New England, and the Northeast in general, have been a growing market for Texas shippers for several years.
Exports also are gaining ground, shippers said.
“As other states continue to have problems, and their production goes down, our business should continue to increase in other countries,” said Richard Walsh, marketing director for Edinburg, Texas-based Healds Valley Farms Inc.
Texas citrus isn’t a hard sell in many cases, he said.
“Once they see and taste our fruit, and once we prove that we can take care of their demand, our business should continue to increase,” he said.
Trent Bishop, sales manager for Mission, Texas-based Lone Star Citrus Growers LLC, said he sees the most potential in the far Northeast and eastern Canada.
“We have to do a good job breaking into these new markets,” he said.
A good way to do that is with a mix of bagged and bulk product.
“We think there is so much potential in the use of our bagged fruit along with bulk, for several reasons,” said Paula Fouchek, marketing director for the Edinburg Citrus Association, Edinburg.
For one thing, it gives consumers a choice and it appeals to different demographics. Areas with larger families tend to have strong bagged product sales.

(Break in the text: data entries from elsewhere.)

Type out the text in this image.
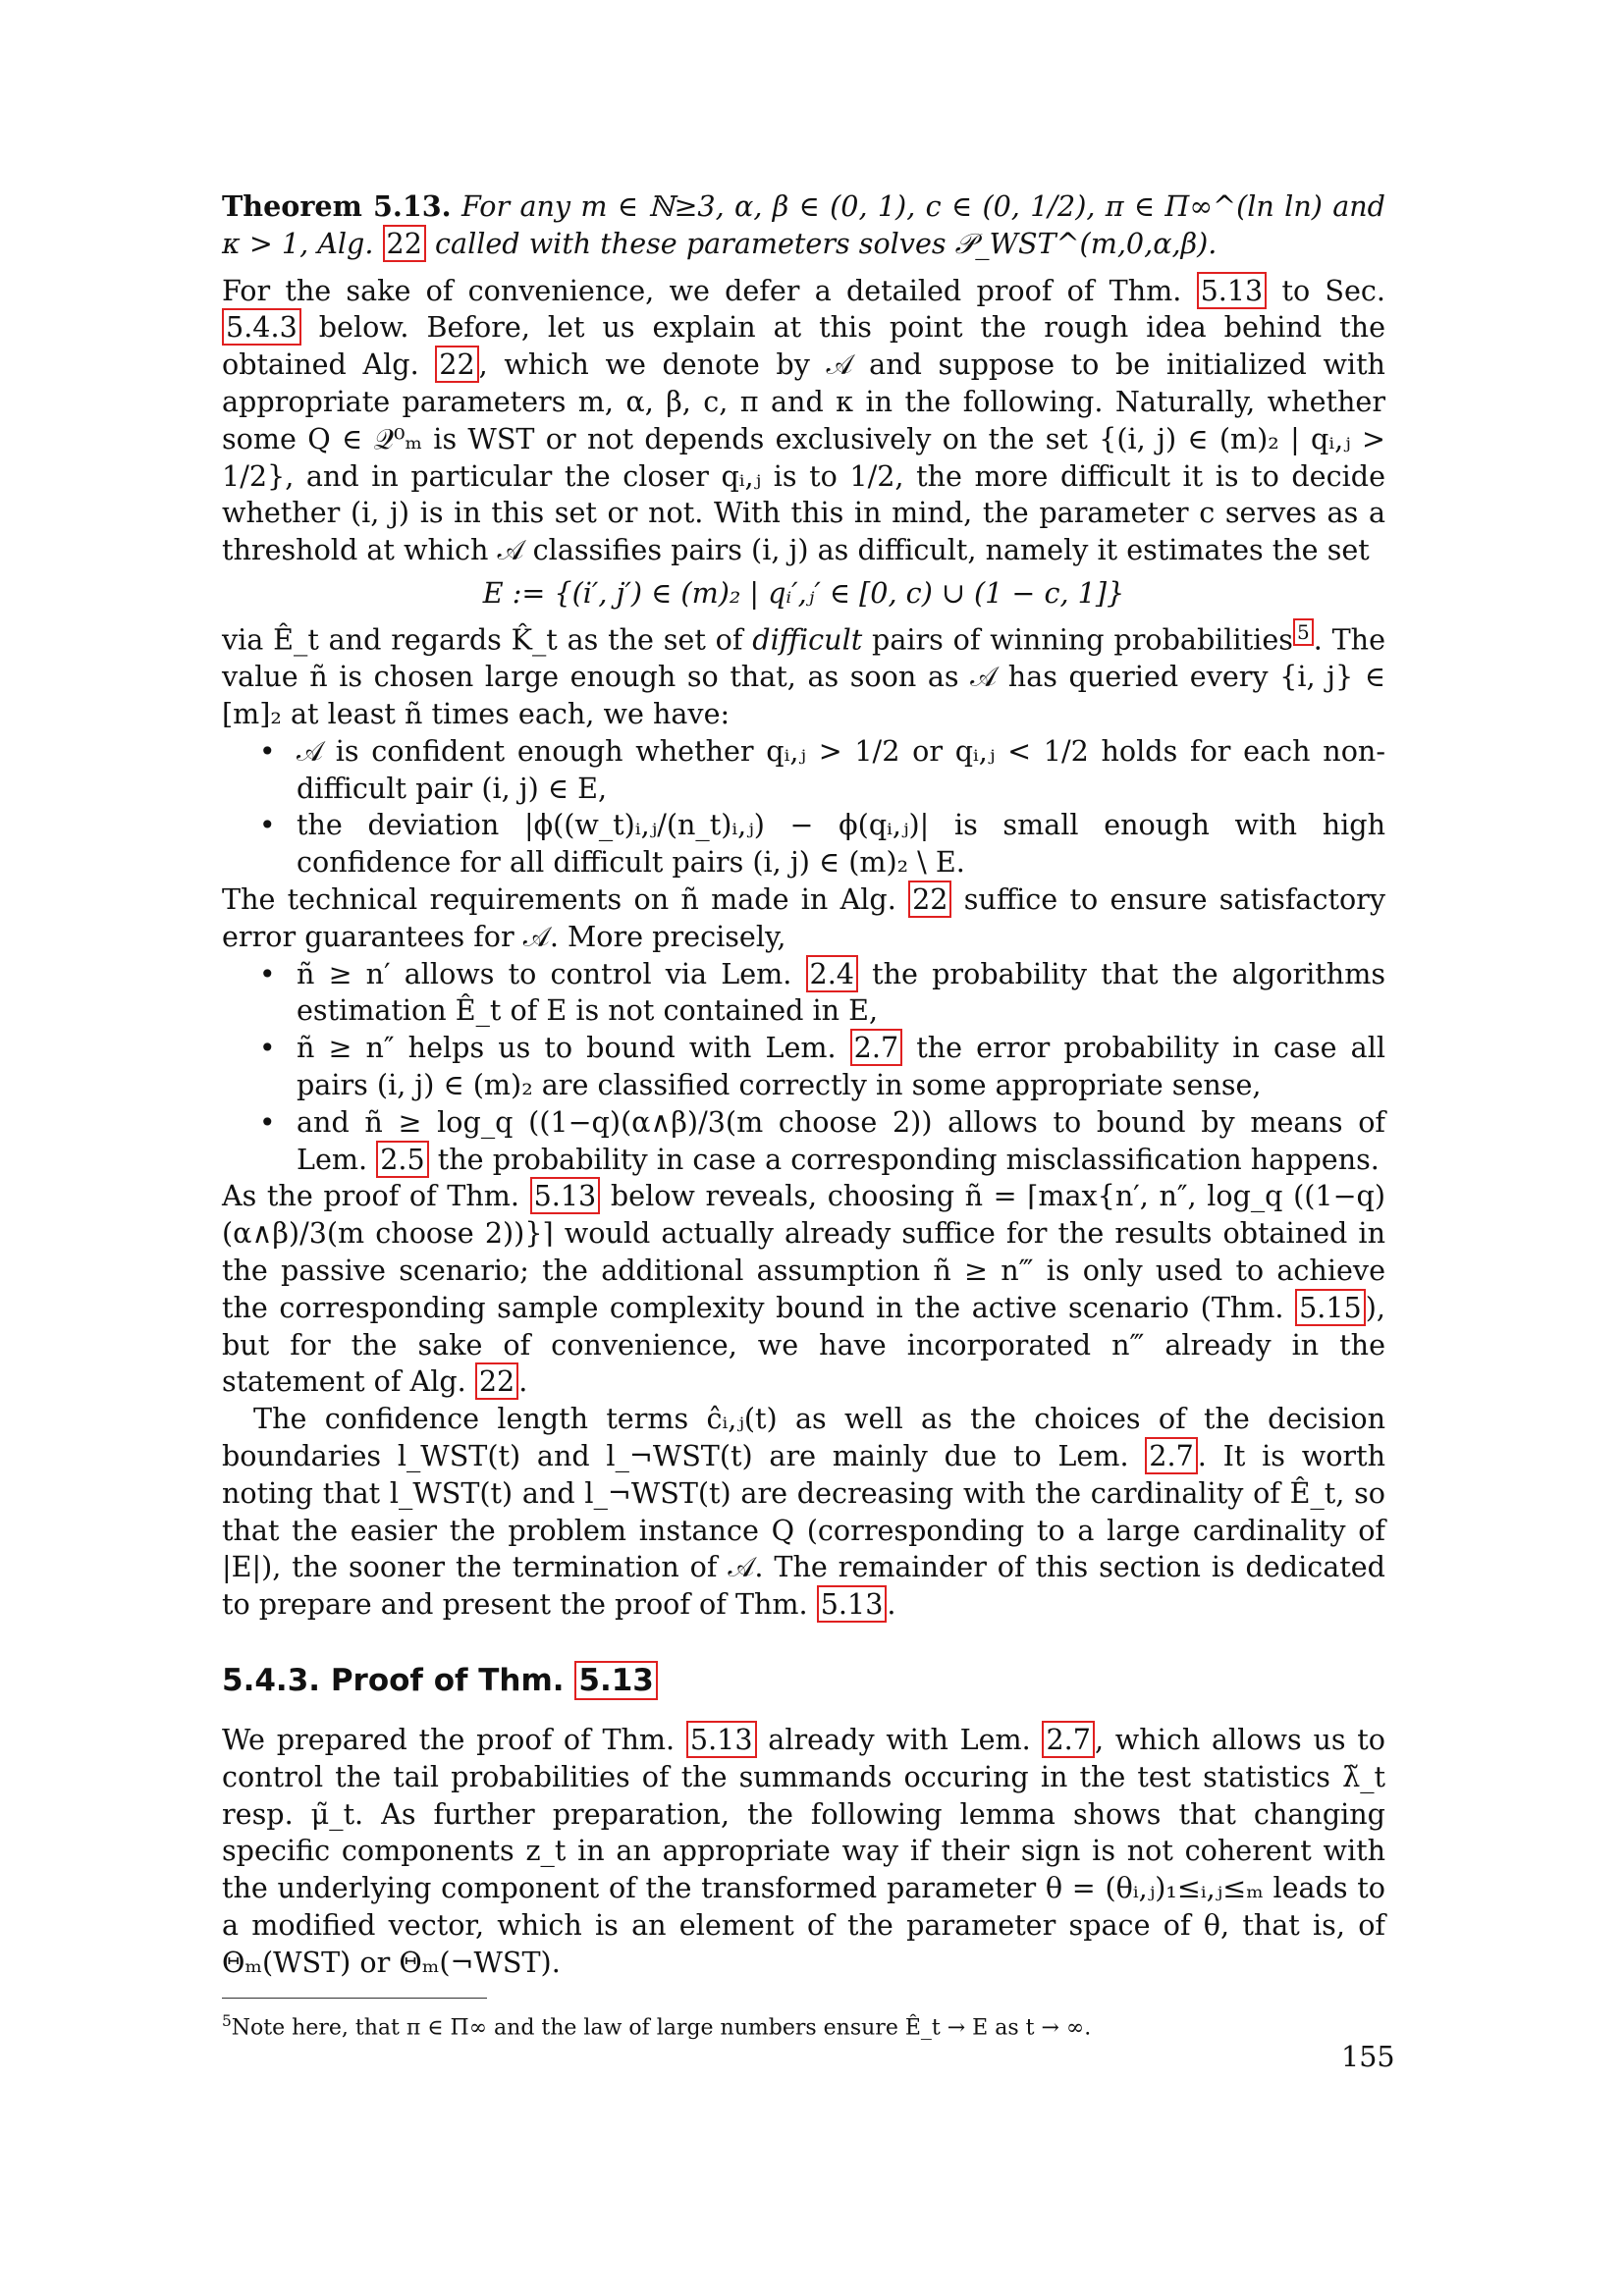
Theorem 5.13. For any m ∈ ℕ≥3, α, β ∈ (0, 1), c ∈ (0, 1/2), π ∈ Π∞^(ln ln) and κ > 1, Alg. 22 called with these parameters solves 𝒫_WST^(m,0,α,β).

For the sake of convenience, we defer a detailed proof of Thm. 5.13 to Sec. 5.4.3 below. Before, let us explain at this point the rough idea behind the obtained Alg. 22 , which we denote by 𝒜 and suppose to be initialized with appropriate parameters m, α, β, c, π and κ in the following. Naturally, whether some Q ∈ 𝒬⁰ₘ is WST or not depends exclusively on the set {(i, j) ∈ (m)₂ | qᵢ,ⱼ > 1/2}, and in particular the closer qᵢ,ⱼ is to 1/2, the more difficult it is to decide whether (i, j) is in this set or not. With this in mind, the parameter c serves as a threshold at which 𝒜 classifies pairs (i, j) as difficult, namely it estimates the set

E := {(i′, j′) ∈ (m)₂ | qᵢ′,ⱼ′ ∈ [0, c) ∪ (1 − c, 1]}

via Ê_t and regards K̂_t as the set of difficult pairs of winning probabilities $^5$ . The value ñ is chosen large enough so that, as soon as 𝒜 has queried every {i, j} ∈ [m]₂ at least ñ times each, we have:

• 𝒜 is confident enough whether qᵢ,ⱼ > 1/2 or qᵢ,ⱼ < 1/2 holds for each non-difficult pair (i, j) ∈ E,
• the deviation |ϕ((w_t)ᵢ,ⱼ/(n_t)ᵢ,ⱼ) − ϕ(qᵢ,ⱼ)| is small enough with high confidence for all difficult pairs (i, j) ∈ (m)₂ \ E.

The technical requirements on ñ made in Alg. 22 suffice to ensure satisfactory error guarantees for 𝒜. More precisely,

• ñ ≥ n′ allows to control via Lem. 2.4 the probability that the algorithms estimation Ê_t of E is not contained in E,
• ñ ≥ n″ helps us to bound with Lem. 2.7 the error probability in case all pairs (i, j) ∈ (m)₂ are classified correctly in some appropriate sense,
• and ñ ≥ log_q ((1−q)(α∧β)/3(m choose 2)) allows to bound by means of Lem. 2.5 the probability in case a corresponding misclassification happens.

As the proof of Thm. 5.13 below reveals, choosing ñ = ⌈max{n′, n″, log_q ((1−q)(α∧β)/3(m choose 2))}⌉ would actually already suffice for the results obtained in the passive scenario; the additional assumption ñ ≥ n‴ is only used to achieve the corresponding sample complexity bound in the active scenario (Thm. 5.15 ), but for the sake of convenience, we have incorporated n‴ already in the statement of Alg. 22 .

The confidence length terms ĉᵢ,ⱼ(t) as well as the choices of the decision boundaries l_WST(t) and l_¬WST(t) are mainly due to Lem. 2.7 . It is worth noting that l_WST(t) and l_¬WST(t) are decreasing with the cardinality of Ê_t, so that the easier the problem instance Q (corresponding to a large cardinality of |E|), the sooner the termination of 𝒜. The remainder of this section is dedicated to prepare and present the proof of Thm. 5.13 .

5.4.3. Proof of Thm. 5.13

We prepared the proof of Thm. 5.13 already with Lem. 2.7 , which allows us to control the tail probabilities of the summands occuring in the test statistics λ̃_t resp. μ̃_t. As further preparation, the following lemma shows that changing specific components z_t in an appropriate way if their sign is not coherent with the underlying component of the transformed parameter θ = (θᵢ,ⱼ)₁≤ᵢ,ⱼ≤ₘ leads to a modified vector, which is an element of the parameter space of θ, that is, of Θₘ(WST) or Θₘ(¬WST).

$^5$Note here, that π ∈ Π∞ and the law of large numbers ensure Ê_t → E as t → ∞.

155
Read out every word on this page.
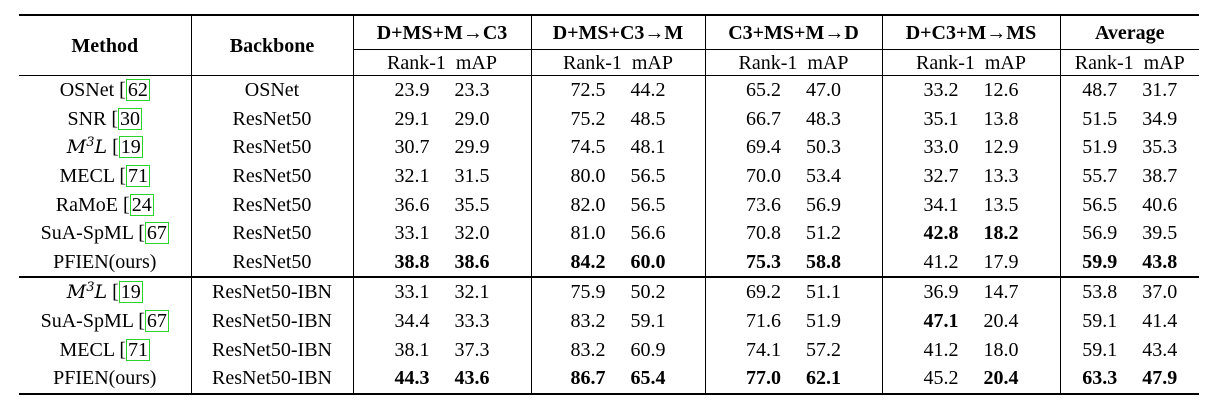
Method	Backbone	D+MS+M→C3	D+MS+C3→M	C3+MS+M→D	D+C3+M→MS	Average
		Rank-1  mAP	Rank-1  mAP	Rank-1  mAP	Rank-1  mAP	Rank-1  mAP
OSNet [ 62	OSNet	23.9 23.3	72.5 44.2	65.2 47.0	33.2 12.6	48.7 31.7

SNR [ 30	ResNet50	29.1 29.0	75.2 48.5	66.7 48.3	35.1 13.8	51.5 34.9

$M^3L$ [ 19	ResNet50	30.7 29.9	74.5 48.1	69.4 50.3	33.0 12.9	51.9 35.3

MECL [ 71	ResNet50	32.1 31.5	80.0 56.5	70.0 53.4	32.7 13.3	55.7 38.7

RaMoE [ 24	ResNet50	36.6 35.5	82.0 56.5	73.6 56.9	34.1 13.5	56.5 40.6

SuA-SpML [ 67	ResNet50	33.1 32.0	81.0 56.6	70.8 51.2	42.8 18.2	56.9 39.5

PFIEN(ours)	ResNet50	38.8 38.6	84.2 60.0	75.3 58.8	41.2 17.9	59.9 43.8

$M^3L$ [ 19	ResNet50-IBN	33.1 32.1	75.9 50.2	69.2 51.1	36.9 14.7	53.8 37.0

SuA-SpML [ 67	ResNet50-IBN	34.4 33.3	83.2 59.1	71.6 51.9	47.1 20.4	59.1 41.4

MECL [ 71	ResNet50-IBN	38.1 37.3	83.2 60.9	74.1 57.2	41.2 18.0	59.1 43.4

PFIEN(ours)	ResNet50-IBN	44.3 43.6	86.7 65.4	77.0 62.1	45.2 20.4	63.3 47.9
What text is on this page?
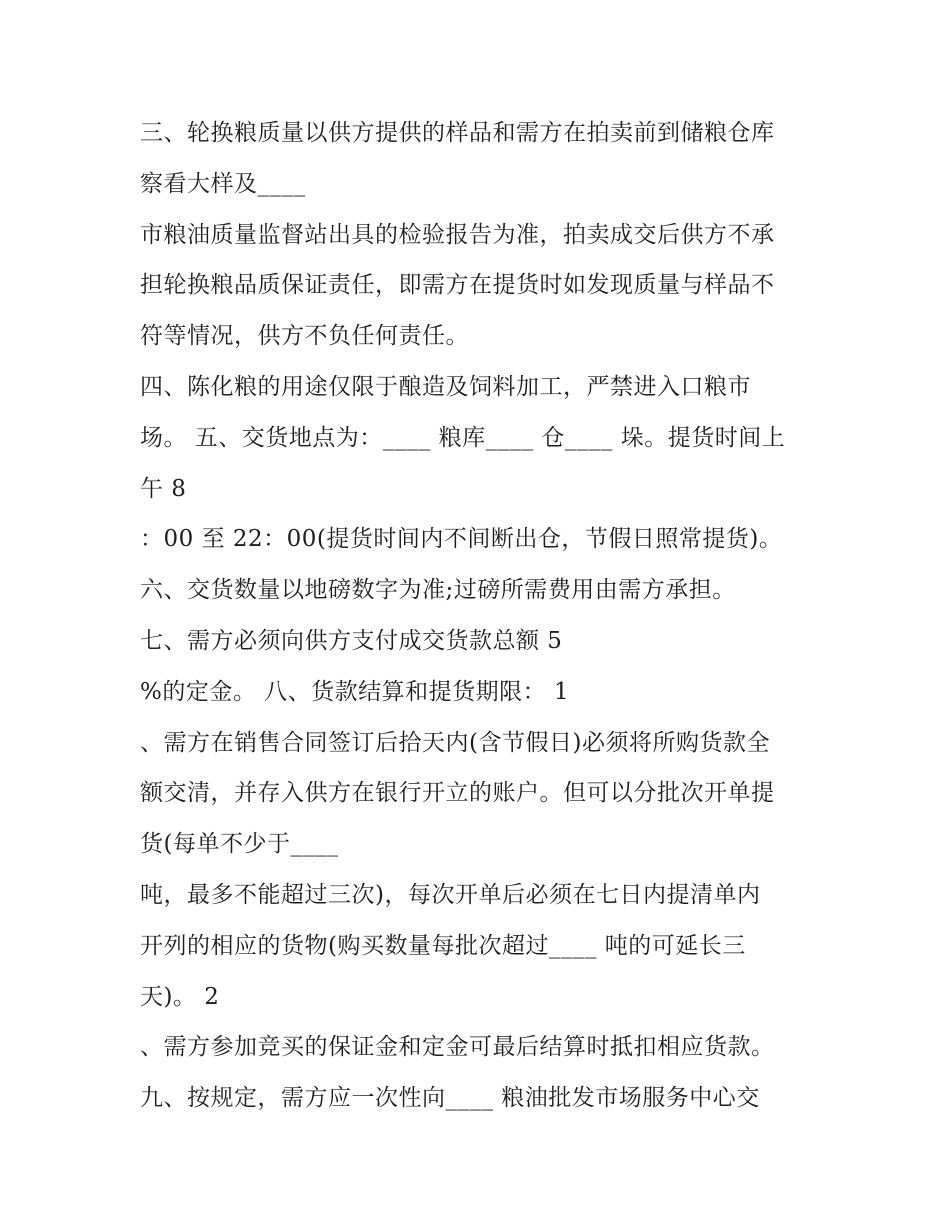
三、轮换粮质量以供方提供的样品和需方在拍卖前到储粮仓库
察看大样及____
市粮油质量监督站出具的检验报告为准，拍卖成交后供方不承
担轮换粮品质保证责任，即需方在提货时如发现质量与样品不
符等情况，供方不负任何责任。
四、陈化粮的用途仅限于酿造及饲料加工，严禁进入口粮市
场。 五、交货地点为：____ 粮库____ 仓____ 垛。提货时间上
午 8
：00 至 22：00(提货时间内不间断出仓，节假日照常提货)。
六、交货数量以地磅数字为准;过磅所需费用由需方承担。
七、需方必须向供方支付成交货款总额 5
%的定金。 八、货款结算和提货期限： 1
、需方在销售合同签订后拾天内(含节假日)必须将所购货款全
额交清，并存入供方在银行开立的账户。但可以分批次开单提
货(每单不少于____
吨，最多不能超过三次)，每次开单后必须在七日内提清单内
开列的相应的货物(购买数量每批次超过____ 吨的可延长三
天)。 2
、需方参加竞买的保证金和定金可最后结算时抵扣相应货款。
九、按规定，需方应一次性向____ 粮油批发市场服务中心交
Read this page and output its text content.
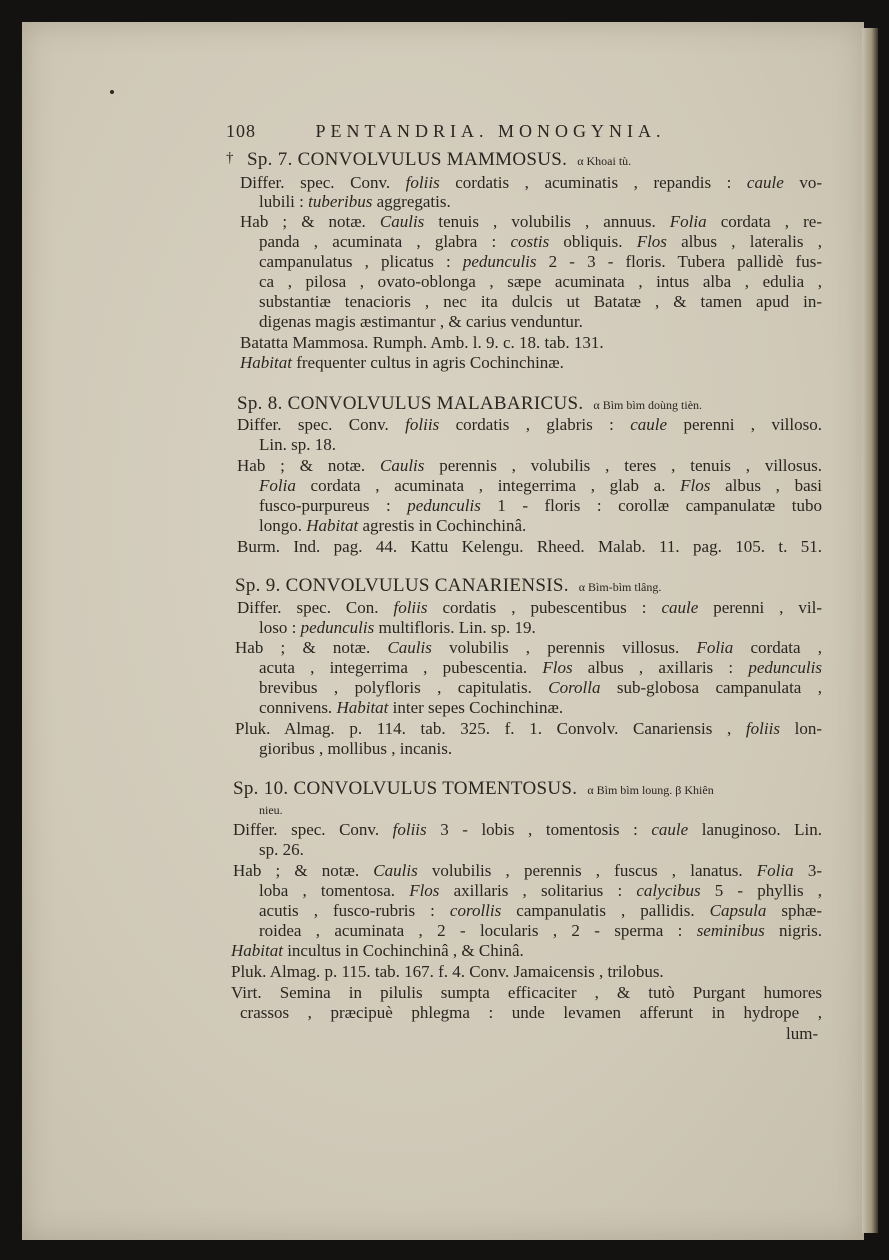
108	PENTANDRIA. MONOGYNIA.
† Sp. 7. CONVOLVULUS MAMMOSUS. α Khoai tù.
Differ. spec. Conv. foliis cordatis , acuminatis , repandis : caule vo-
lubili : tuberibus aggregatis.
Hab ; & notæ. Caulis tenuis , volubilis , annuus. Folia cordata , re-
panda , acuminata , glabra : costis obliquis. Flos albus , lateralis ,
campanulatus , plicatus : pedunculis 2 - 3 - floris. Tubera pallidè fus-
ca , pilosa , ovato-oblonga , sæpe acuminata , intus alba , edulia ,
substantiæ tenacioris , nec ita dulcis ut Batatæ , & tamen apud in-
digenas magis æstimantur , & carius venduntur.
Batatta Mammosa. Rumph. Amb. l. 9. c. 18. tab. 131.
Habitat frequenter cultus in agris Cochinchinæ.
Sp. 8. CONVOLVULUS MALABARICUS. α Bìm bìm doùng tièn.
Differ. spec. Conv. foliis cordatis , glabris : caule perenni , villoso.
Lin. sp. 18.
Hab ; & notæ. Caulis perennis , volubilis , teres , tenuis , villosus.
Folia cordata , acuminata , integerrima , glab a. Flos albus , basi
fusco-purpureus : pedunculis 1 - floris : corollæ campanulatæ tubo
longo. Habitat agrestis in Cochinchinâ.
Burm. Ind. pag. 44. Kattu Kelengu. Rheed. Malab. 11. pag. 105. t. 51.
Sp. 9. CONVOLVULUS CANARIENSIS. α Bìm-bìm tlâng.
Differ. spec. Con. foliis cordatis , pubescentibus : caule perenni , vil-
loso : pedunculis multifloris. Lin. sp. 19.
Hab ; & notæ. Caulis volubilis , perennis villosus. Folia cordata ,
acuta , integerrima , pubescentia. Flos albus , axillaris : pedunculis
brevibus , polyfloris , capitulatis. Corolla sub-globosa campanulata ,
connivens. Habitat inter sepes Cochinchinæ.
Pluk. Almag. p. 114. tab. 325. f. 1. Convolv. Canariensis , foliis lon-
gioribus , mollibus , incanis.
Sp. 10. CONVOLVULUS TOMENTOSUS. α Bìm bìm loung. β Khiên
nieu.
Differ. spec. Conv. foliis 3 - lobis , tomentosis : caule lanuginoso. Lin.
sp. 26.
Hab ; & notæ. Caulis volubilis , perennis , fuscus , lanatus. Folia 3-
loba , tomentosa. Flos axillaris , solitarius : calycibus 5 - phyllis ,
acutis , fusco-rubris : corollis campanulatis , pallidis. Capsula sphæ-
roidea , acuminata , 2 - locularis , 2 - sperma : seminibus nigris.
Habitat incultus in Cochinchinâ , & Chinâ.
Pluk. Almag. p. 115. tab. 167. f. 4. Conv. Jamaicensis , trilobus.
Virt. Semina in pilulis sumpta efficaciter , & tutò Purgant humores
crassos , præcipuè phlegma : unde levamen afferunt in hydrope ,
lum-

“Plus, it can increase overall sales,” Fouchek said. “Bagged fruit not only presents a value, but at the same time it can be useful during the holidays, like Christmas, when consumers are looking to build their own fruit baskets and will need more fruit on hand.
Fouchek said shippers are optimistic about this year, thanks to continued strong demand.
“We are always extremely optimistic and excited at the beginning of every season,” she said. “We saw increased sales during a difficult economy last year, which we are very thankful for, and we hope to see it again this season.”